For the past decade, Mike Keiser has had something of a supply-and-demand problem with his 13-hole short course at Bandon Dunes called the Preserve. The problem? The course has been jammed since it opened in 2012. Now, the man who founded the resort in the late 1990s is addressing the matter by increasing supply and adding a second short course to his acclaimed portfolio of layouts on the southern Oregon coast.
“We began thinking about another one right after opening the Preserve,” Keiser said. “Golfers really responded to the options it gave them during a visit.”
The new and as-yet-to-be-named layout will be a 19-holer that abuts the Preserve (to the north) and Bandon Trails (to the east). Designed by the recently formed firm of Whitman, Axland & Cutten (for Rod Whitman, Dave Axland and Keith Cutten), it is routed among the chop dunes of a site that is some 60 acres in size, with roughly a quarter of that eventually being covered by turf. Construction has begun, and good growing weather willing, preview play should start in the fall, with a formal opening in 2024.
“Holes will run from 60 to 160 yards, though we may have the odd back tee to extend one or two to 170 to 180 yards,” said Cutten, a 38-year-old Canadian who helped Whitman and Axland design and then construct the 10-hole, par-3 course known as the Nest that opened at Cabot Cape Breton in the summer of 2021. “Each hole will have three sets of tees, with the back markers measuring about 2,100 yards, the middle ones just under 1,700 and the forward tees a bit over 1,300. We expect there to be a lot of fluidity in set-up from day to day to ensure that the tees stay in good shape, because this course will no doubt receive a lot of play.

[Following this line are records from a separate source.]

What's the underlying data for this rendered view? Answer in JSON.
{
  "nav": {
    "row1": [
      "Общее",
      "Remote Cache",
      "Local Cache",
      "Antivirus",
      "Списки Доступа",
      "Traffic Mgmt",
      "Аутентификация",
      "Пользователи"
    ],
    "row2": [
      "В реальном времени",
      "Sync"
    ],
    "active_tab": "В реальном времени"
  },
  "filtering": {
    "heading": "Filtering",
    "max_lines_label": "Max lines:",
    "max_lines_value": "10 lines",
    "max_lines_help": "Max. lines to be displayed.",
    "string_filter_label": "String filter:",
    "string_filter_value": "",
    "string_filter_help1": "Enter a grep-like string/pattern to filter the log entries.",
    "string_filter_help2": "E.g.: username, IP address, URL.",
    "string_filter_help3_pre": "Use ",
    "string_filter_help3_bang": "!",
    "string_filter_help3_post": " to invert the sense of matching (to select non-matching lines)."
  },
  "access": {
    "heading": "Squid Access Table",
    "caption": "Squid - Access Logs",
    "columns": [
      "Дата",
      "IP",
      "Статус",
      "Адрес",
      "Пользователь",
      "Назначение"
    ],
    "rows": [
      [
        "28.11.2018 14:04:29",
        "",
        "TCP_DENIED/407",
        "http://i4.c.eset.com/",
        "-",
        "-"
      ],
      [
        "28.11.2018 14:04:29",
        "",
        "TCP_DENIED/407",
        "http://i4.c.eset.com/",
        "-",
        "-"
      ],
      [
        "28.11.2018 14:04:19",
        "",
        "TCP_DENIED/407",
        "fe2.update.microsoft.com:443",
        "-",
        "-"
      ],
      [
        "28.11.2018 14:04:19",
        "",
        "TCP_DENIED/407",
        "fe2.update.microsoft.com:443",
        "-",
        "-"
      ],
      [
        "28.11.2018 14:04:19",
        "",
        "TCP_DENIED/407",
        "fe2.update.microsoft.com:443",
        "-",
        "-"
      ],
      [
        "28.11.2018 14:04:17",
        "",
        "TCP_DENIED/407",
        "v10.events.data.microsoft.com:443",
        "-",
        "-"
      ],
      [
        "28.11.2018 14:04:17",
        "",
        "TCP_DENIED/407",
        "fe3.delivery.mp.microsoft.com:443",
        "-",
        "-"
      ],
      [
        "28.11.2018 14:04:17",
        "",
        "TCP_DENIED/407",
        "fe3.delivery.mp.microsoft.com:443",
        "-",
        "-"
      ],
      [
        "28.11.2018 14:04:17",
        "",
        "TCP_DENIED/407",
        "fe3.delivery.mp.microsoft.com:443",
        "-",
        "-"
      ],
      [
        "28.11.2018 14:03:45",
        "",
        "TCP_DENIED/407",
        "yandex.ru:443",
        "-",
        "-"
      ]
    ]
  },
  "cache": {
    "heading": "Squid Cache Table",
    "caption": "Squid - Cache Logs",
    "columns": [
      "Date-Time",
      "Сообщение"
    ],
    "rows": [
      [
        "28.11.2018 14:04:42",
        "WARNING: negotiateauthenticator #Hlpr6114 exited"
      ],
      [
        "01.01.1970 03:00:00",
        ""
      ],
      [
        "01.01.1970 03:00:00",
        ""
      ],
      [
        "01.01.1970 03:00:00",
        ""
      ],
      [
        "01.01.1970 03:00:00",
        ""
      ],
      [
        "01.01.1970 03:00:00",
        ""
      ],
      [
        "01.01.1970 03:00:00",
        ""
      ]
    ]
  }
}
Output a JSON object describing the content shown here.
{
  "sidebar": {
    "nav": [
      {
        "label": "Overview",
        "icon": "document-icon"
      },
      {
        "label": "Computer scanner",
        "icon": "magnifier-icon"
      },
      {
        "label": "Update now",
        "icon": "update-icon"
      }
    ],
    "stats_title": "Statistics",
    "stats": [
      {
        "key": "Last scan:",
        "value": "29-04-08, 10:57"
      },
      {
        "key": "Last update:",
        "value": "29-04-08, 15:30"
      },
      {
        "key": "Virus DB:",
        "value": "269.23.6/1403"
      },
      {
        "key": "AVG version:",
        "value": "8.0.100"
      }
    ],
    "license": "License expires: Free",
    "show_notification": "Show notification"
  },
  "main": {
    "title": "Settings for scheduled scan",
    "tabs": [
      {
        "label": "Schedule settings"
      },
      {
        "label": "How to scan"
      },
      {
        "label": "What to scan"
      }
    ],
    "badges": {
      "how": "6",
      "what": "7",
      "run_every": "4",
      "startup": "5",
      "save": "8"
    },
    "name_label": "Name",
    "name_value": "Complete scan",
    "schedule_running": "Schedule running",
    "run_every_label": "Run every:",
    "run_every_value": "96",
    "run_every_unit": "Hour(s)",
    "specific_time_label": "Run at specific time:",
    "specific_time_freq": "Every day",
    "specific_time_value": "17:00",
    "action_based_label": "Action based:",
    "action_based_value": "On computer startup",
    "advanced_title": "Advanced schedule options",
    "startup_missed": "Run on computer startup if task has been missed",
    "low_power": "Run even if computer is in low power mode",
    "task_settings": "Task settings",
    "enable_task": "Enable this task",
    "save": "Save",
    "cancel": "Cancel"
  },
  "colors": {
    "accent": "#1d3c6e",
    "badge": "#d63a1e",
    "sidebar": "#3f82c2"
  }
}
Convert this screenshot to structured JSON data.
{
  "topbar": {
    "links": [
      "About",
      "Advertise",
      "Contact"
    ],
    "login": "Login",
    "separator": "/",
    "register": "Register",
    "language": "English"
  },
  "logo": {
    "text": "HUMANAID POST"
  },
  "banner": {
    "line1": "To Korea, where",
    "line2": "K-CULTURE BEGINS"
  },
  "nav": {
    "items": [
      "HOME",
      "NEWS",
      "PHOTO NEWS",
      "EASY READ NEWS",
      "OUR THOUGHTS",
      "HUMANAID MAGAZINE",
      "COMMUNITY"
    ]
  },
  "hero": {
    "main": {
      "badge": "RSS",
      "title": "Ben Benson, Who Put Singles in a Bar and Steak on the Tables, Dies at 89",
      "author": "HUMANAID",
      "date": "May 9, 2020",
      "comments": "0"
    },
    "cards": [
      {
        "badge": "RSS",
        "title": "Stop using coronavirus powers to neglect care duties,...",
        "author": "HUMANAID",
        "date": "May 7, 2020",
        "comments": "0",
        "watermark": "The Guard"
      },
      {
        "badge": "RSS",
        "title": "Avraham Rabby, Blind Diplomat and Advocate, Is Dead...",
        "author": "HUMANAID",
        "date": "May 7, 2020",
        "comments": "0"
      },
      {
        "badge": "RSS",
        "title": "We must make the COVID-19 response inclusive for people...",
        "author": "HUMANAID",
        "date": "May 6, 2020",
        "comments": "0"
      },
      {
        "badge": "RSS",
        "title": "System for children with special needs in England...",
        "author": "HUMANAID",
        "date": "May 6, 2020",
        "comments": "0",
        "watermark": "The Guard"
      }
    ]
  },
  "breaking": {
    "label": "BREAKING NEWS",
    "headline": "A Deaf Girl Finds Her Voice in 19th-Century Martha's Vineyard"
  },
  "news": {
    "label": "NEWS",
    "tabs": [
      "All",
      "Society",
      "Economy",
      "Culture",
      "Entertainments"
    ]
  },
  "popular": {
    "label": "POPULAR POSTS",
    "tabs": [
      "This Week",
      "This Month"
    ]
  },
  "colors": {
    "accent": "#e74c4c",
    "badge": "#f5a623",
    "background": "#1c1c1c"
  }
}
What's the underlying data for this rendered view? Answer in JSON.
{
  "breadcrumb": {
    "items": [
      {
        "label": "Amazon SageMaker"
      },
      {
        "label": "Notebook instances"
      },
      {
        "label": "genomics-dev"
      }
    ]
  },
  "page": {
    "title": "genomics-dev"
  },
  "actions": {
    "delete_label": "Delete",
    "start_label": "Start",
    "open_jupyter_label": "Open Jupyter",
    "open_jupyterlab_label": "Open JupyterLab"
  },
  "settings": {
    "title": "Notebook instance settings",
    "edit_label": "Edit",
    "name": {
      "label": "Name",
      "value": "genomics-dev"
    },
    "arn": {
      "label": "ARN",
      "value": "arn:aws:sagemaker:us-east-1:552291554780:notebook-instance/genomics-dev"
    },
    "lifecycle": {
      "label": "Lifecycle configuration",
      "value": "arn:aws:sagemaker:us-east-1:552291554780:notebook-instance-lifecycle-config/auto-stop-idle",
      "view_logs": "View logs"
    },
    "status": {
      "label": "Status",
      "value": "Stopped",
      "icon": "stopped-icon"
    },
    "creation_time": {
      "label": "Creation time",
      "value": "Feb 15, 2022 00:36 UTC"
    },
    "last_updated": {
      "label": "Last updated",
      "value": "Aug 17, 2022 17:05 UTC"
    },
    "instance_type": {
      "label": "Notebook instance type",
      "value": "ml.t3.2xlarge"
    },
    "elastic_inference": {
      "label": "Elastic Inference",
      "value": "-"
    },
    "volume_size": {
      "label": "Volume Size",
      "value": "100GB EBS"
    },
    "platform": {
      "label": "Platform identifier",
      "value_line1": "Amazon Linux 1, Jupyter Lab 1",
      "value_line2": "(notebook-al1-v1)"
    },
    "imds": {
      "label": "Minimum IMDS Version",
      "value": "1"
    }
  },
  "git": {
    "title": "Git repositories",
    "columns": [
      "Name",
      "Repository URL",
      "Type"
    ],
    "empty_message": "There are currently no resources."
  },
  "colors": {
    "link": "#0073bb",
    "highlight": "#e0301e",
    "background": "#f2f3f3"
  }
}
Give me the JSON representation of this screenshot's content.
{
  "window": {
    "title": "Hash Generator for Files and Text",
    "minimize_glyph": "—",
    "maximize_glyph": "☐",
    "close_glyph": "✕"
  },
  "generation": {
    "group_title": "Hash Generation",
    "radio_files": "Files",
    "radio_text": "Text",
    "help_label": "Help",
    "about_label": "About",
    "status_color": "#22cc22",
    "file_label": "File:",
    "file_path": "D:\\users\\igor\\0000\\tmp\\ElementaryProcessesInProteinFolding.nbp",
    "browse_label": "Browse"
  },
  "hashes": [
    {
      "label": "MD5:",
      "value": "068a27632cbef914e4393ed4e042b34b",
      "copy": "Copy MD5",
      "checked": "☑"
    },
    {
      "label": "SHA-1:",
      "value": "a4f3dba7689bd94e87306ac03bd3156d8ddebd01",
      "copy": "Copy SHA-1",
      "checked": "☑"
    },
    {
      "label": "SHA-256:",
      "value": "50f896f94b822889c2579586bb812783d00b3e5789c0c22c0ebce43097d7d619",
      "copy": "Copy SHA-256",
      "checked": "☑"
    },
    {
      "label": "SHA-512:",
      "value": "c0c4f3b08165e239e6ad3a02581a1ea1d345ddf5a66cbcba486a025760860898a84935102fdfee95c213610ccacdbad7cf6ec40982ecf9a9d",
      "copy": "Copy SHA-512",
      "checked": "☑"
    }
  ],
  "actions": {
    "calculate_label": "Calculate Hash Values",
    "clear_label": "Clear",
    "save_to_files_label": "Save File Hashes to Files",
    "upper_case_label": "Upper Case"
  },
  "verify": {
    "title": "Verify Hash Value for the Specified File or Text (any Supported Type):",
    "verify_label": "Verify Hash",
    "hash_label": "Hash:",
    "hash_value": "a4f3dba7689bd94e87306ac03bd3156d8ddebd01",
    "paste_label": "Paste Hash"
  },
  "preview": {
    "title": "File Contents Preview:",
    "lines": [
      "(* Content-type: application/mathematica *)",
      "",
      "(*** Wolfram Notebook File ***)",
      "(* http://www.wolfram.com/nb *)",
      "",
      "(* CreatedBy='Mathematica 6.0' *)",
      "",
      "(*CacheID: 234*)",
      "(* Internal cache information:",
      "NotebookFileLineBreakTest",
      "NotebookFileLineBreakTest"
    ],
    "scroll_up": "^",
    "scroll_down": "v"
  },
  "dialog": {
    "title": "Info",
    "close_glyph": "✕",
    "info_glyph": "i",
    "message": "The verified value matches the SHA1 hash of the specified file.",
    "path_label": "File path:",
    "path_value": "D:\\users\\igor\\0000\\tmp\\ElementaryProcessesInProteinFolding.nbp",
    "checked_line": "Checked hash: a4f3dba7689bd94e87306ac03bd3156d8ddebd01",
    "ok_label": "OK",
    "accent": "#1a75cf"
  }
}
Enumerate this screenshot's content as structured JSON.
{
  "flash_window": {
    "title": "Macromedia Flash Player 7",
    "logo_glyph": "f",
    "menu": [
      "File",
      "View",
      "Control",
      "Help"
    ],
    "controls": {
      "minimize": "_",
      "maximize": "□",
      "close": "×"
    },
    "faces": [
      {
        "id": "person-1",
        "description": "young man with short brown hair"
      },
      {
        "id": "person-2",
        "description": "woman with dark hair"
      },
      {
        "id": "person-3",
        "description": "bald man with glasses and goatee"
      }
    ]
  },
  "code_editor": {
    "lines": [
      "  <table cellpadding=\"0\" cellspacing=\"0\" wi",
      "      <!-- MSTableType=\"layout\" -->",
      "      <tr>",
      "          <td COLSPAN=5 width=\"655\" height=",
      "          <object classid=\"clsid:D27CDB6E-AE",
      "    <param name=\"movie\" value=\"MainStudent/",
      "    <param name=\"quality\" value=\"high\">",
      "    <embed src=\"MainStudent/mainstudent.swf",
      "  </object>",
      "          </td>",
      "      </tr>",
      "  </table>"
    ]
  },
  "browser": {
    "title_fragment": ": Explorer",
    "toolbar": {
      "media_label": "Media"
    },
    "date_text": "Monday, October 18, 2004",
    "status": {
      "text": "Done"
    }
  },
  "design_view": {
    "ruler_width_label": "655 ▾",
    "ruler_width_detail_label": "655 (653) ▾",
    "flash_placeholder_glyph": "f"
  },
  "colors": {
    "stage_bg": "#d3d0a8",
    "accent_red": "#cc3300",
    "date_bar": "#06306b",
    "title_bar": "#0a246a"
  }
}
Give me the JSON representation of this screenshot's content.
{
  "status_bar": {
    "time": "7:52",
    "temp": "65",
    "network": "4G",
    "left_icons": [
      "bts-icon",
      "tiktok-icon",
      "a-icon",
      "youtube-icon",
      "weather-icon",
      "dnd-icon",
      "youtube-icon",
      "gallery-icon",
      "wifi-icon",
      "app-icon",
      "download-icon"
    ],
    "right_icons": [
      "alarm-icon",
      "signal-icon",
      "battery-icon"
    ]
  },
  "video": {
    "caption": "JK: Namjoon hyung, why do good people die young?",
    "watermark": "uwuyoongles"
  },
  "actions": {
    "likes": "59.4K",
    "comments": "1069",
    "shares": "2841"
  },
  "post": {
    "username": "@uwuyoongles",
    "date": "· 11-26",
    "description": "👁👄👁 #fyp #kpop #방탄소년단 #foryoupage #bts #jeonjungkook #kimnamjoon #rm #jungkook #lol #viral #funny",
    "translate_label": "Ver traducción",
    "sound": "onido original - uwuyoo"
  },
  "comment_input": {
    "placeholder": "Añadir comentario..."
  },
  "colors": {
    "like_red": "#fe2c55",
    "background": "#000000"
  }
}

“The directive we received from Mr. Keiser was to make it short, fun and walkable. And by walkable, he meant not having too much up and down, because the dunes are some of the more aggressive ones on Bandon property.
“This site would not work for par-4s and -5s, largely because of how close together many of the undulations are, but it is perfect for a short course. Mr. Keiser did not give us a specific number of holes to design and build. He said, ‘Find good golf,’ and that’s what we believe we’ve done. The first routing had 12 holes. Then we expanded to 18 holes and eventually 19, with that final hole bringing golfers back to the clubhouse. You can see the Pacific Ocean to the west from maybe 80 to 90 percent of the course, and when you can’t, it’s because you are in one of the hollows. Visually, there are lots of ‘Wow!’ moments. The holes are sitting right there.”
Says Cutten, “Visually, there are lots of ‘wow’ moments. The holes are sitting right there.”
Keiser says he had more than a few of those during a recent site visit.
“With new courses, I have a habit of walking them at different times during construction and rating each hole from 1 to 10,” he said. “We are still very early in the process, but I really liked what I saw. I thought a couple of the holes were average, but I gave the rest of them my highest ratings.”
As is the case with the Preserve, all net proceeds from the new short course will directly fund the Wild Rivers Coast Alliance, the grant-making department of the resort that supports conservation, community and the economy on Oregon’s South Coast.
“To date, we have given away more than $7 million through that organization for things like affordable housing and childcare in town and also removal of gorse in certain areas,” Keiser said. “We described the Preserve as a course with a mission as a result, and the new course will be the same way.
“And when it opens, we will have a total of 53 par-3s on the seven courses at Bandon Dunes.”
That demonstrates just how much the resort has grown in size and popularity over the past couple of decades. And there is no reason to think that is stopping any time soon.
“One thing I have learned through all this is that dunes plus ocean equals va-va-voom,” Keiser said.
It also means demand likely will keep outstripping supply – and that more courses at Bandon are sure to follow.